Thursday, March 6, 2008

The Merc in the Murk

Michael Bazeley, a former Mercury News staffer, has a perceptive comment on the state of the newspaper. Tomorrow is Black Friday, when another round of layoffs take place, and my friends there will be sitting by their phones waiting to hear whether they've been cut. Sad times.

So Many Thoughts, So Little Time

  • Tuesday's primary turned out to be the Groundhog Day primary: Obama saw his shadow, which means seven more weeks of campaigning.

  • McCain at the White House: Whatever was Bush on yesterday? Or has he gone bipolar? Tap-dancing for the reporters, interrupting McCain, generally acting loony. Or maybe he's just realized that he wants to be gone from the White House as much as we want him gone.
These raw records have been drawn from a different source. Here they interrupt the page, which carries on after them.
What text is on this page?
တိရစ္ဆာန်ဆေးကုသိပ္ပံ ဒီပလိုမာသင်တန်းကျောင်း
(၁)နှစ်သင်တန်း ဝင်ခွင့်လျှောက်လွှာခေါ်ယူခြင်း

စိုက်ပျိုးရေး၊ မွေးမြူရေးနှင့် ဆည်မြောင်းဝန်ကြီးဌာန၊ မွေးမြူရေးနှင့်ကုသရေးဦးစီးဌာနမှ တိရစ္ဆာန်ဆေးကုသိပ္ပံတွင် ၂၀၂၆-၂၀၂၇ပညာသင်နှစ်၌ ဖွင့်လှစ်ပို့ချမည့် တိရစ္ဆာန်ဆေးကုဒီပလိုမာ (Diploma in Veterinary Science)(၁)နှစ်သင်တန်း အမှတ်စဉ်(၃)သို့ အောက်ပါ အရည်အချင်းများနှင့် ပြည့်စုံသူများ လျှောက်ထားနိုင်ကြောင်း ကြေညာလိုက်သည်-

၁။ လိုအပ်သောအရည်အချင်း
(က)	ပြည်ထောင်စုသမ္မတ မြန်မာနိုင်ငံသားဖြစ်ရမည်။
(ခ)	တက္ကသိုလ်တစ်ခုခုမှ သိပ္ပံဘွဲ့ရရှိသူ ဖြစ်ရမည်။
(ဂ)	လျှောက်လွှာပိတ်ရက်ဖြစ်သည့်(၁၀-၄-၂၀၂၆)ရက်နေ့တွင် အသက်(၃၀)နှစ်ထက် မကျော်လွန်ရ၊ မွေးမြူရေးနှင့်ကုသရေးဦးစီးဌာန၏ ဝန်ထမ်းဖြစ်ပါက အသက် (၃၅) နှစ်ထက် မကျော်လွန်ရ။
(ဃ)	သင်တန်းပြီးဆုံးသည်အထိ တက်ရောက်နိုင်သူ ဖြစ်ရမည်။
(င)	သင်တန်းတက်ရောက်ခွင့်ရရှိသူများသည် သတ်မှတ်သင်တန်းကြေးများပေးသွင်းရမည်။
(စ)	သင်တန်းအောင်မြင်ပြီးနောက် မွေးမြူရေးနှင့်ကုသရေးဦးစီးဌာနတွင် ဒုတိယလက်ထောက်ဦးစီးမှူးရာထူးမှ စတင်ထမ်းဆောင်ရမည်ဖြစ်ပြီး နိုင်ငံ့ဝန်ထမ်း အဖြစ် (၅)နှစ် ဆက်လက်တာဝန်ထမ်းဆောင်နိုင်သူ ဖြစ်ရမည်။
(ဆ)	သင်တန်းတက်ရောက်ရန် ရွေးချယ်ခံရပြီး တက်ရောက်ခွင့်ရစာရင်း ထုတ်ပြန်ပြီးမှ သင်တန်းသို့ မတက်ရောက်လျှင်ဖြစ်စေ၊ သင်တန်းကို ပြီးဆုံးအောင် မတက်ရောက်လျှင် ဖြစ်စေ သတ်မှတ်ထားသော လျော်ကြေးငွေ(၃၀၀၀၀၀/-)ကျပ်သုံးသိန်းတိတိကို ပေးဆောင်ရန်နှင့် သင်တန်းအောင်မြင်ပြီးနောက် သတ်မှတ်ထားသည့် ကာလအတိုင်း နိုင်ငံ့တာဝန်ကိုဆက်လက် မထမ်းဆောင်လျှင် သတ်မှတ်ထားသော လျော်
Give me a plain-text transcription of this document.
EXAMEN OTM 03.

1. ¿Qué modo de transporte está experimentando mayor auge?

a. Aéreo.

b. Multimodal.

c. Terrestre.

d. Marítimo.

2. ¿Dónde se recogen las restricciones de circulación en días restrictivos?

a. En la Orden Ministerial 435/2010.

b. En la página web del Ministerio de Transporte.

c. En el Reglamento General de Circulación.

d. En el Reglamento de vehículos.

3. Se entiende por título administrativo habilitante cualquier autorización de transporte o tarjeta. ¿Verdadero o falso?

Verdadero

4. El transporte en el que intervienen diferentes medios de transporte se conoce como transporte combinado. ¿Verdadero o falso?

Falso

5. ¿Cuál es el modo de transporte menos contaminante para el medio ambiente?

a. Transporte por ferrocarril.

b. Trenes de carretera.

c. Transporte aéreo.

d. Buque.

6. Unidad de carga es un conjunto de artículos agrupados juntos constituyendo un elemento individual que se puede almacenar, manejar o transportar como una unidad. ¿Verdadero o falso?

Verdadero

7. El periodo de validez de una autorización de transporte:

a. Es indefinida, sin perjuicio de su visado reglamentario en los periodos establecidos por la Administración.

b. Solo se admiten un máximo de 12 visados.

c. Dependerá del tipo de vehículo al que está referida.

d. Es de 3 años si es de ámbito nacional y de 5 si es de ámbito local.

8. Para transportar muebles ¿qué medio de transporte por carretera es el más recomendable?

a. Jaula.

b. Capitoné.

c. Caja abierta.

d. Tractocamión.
  • My one hope for McCain, and it's admittedly a weak one, is that he might rescue the Republican party from its current role as the Whatever It Is (i.e., taxes, regulation, an equitable energy policy, universal health care, a solution to global warming, gay rights, abortion, habeas corpus, an impartial judicial branch) We're Against It And If We Really Don't Like It (i.e., Iraq, Iran) We'll Go To War With It party. But as I say, I don't hold out much hope.
Update: Somebody else thought of that first joke, too.

Wednesday, March 5, 2008

It Isn't Over Till the Lady in the Yellow Pantsuit Sings

Yeah, I kinda wish Hillary would drop out gracefully, but mainly because I'm getting bored with this endless string of primaries. Certainly not because I think it's going to do any great damage to the Democrats once they finally settle on Obama (which given the numbers looks like a foregone conclusion). As usual, Kevin Drum has a lot of good, sensible things to say about the matter of a drawn-out, contentious struggle for the nomination. I'm certain we'll get nothing so sensible from my namesake about it.